# Moving to Barcelona from the UK



## mccroryc2 (Apr 4, 2012)

Hi guys - this is my first post & still somewhat confused on how to use it.
Me & my partner are wanting to relocate to Barcelona along with our two little puppies, we have about €850.00 to spend on accommodation per month & do not really need a second bedroom - however some outdoor space for the dogs would be ideal. Where would you suggest?
We haven't looked at jobs but will more than
Likely get a job first at the English speaking call centres until we get summit sorted, so hopefully somewhere located near or not too far, 
I understand we must research this so much before moving but it's just tricky getting pointed in the right direction. 
Many thanks for ANY advice you can give 
Colin


----------



## xabiaxica (Jun 23, 2009)

mccroryc2 said:


> Hi guys - this is my first post & still somewhat confused on how to use it.
> Me & my partner are wanting to relocate to Barcelona along with our two little puppies, we have about €850.00 to spend on accommodation per month & do not really need a second bedroom - however some outdoor space for the dogs would be ideal. Where would you suggest?
> We haven't looked at jobs but will more than
> Likely get a job first at the English speaking call centres until we get summit sorted, so hopefully somewhere located near or not too far,
> ...


:welcome:

I've moved you to _*Spain*_ 

I don't know Barcelona, but it has a reputation of being really expensive !!

have a really good read of the various recent threads, and take a peek at the 'sticky threads' above, too

the best advice I can give you would be to not come until you have a contracted job lined up


----------



## mccroryc2 (Apr 4, 2012)

Hay guys - I'm new to this so don't even know how to use this, 
Just wanting to know where to start really in my search for homes, jobs, cost of living etc 
Thanks for any help you have


----------



## maxd (Mar 22, 2009)

houses to let in barcelona. flats to let in barcelona &#151 idealista.com


----------



## bob_bob (Jan 5, 2011)

Do you have a good bit of money behind you for support? What skills do you and your partner have?

Read and read again the posts on the forum. You MIGHT get call centre work, very low pay, NO security and they turn over staff quicker than a burger flipper in a cafe.

Unemployment is sky high, much much higher than the UK and for every job you apply for you will be competing against unemployed Spanish workers. There is no benefit system so no rent paid, no dole...nothing, nada, zip, nowt.

Don't sell any property you have in the UK and bring enough month to last you at least six months (about £12,000 min) and keep money for air tickets/petrol/ferry home even if you get work as there is no guarantee your job will continue. Spain's economy will double dip, i.e. get worse in the future.

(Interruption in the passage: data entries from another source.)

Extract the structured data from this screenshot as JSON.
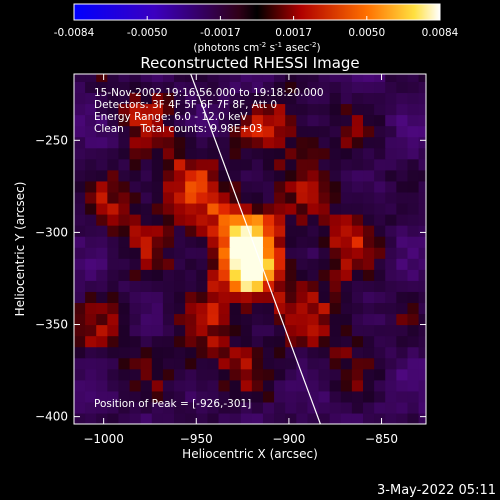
{
  "chart_data": {
    "type": "heatmap",
    "title": "Reconstructed RHESSI Image",
    "xlabel": "Heliocentric X (arcsec)",
    "ylabel": "Heliocentric Y (arcsec)",
    "xlim": [
      -1016,
      -826
    ],
    "ylim": [
      -404,
      -214
    ],
    "xticks": [
      -1000,
      -950,
      -900,
      -850
    ],
    "yticks": [
      -250,
      -300,
      -350,
      -400
    ],
    "grid": false,
    "colorbar": {
      "ticks": [
        "-0.0084",
        "-0.0050",
        "-0.0017",
        "0.0017",
        "0.0050",
        "0.0084"
      ],
      "units_prefix": "(photons cm",
      "units_exp1": "-2",
      "units_mid": " s",
      "units_exp2": "-1",
      "units_suffix": " asec",
      "units_exp3": "-2",
      "units_close": ")"
    },
    "info_lines": [
      "15-Nov-2002 19:16:56.000 to 19:18:20.000",
      "Detectors: 3F 4F 5F 6F 7F 8F, Att 0",
      "Energy Range: 6.0 - 12.0 keV",
      "Clean     Total counts: 9.98E+03"
    ],
    "peak_label": "Position of Peak = [-926,-301]",
    "peak": {
      "x": -926,
      "y": -301
    },
    "sources": [
      {
        "x": -926,
        "y": -301,
        "amp": 1.0
      },
      {
        "x": -921,
        "y": -326,
        "amp": 0.85
      },
      {
        "x": -958,
        "y": -270,
        "amp": 0.45
      },
      {
        "x": -992,
        "y": -290,
        "amp": 0.4
      },
      {
        "x": -870,
        "y": -300,
        "amp": 0.35
      },
      {
        "x": -875,
        "y": -350,
        "amp": 0.3
      },
      {
        "x": -900,
        "y": -242,
        "amp": 0.55
      },
      {
        "x": -1005,
        "y": -360,
        "amp": 0.35
      },
      {
        "x": -940,
        "y": -372,
        "amp": 0.4
      },
      {
        "x": -980,
        "y": -230,
        "amp": 0.35
      }
    ],
    "limb_line": {
      "start": [
        -953,
        -214
      ],
      "end": [
        -883,
        -404
      ]
    }
  },
  "footer_date": "3-May-2022 05:11"
}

Sorry to sound gloomy but for the next few years unless you are very specialised in an area thats needed and speak a good level of Spanish moving to Spain is for those on good pensions/investments or as said very skilled in a needed area of employment.

Lots of people come here with the same idea as you ("I'll get work in..." "I can turn my hand to anything" and while that was enough a few years ago its not now 

Do your research and think long and hard on what you will do...then think it through again because Spain has more brits leaving than arriving, hundreds if not thousands of brit homes for sale and not selling, hundreds of thousands of empty houses in Spain...no money, no (or very very few) mortgages being issued.

Think long and hard and good luck in your future endeavours.


----------



## Pesky Wesky (May 10, 2009)

mccroryc2 said:


> Hay guys - I'm new to this so don't even know how to use this,
> Just wanting to know where to start really in my search for homes, jobs, cost of living etc
> Thanks for any help you have


Look in this forum!

Search for costa del sol, Galicia, Madrid etc or cost of living, or flats in Barcelona, price of electricity whatever.

But if you need to work in Spain the first things you should look at are unemployment, jobs, work, economy, crisis etc. When you learn that "Real Spain" isn't siesta, sun, drinks by the pool and donkeys meandering their way back from the market, but that it is in fact over 20% unemployment with that rising to over 40% depending on area, sector and age group, cuts in health and education and Spanish emigration to Germany and the UK - you might want to consider other countries or even reconsider the UK.


----------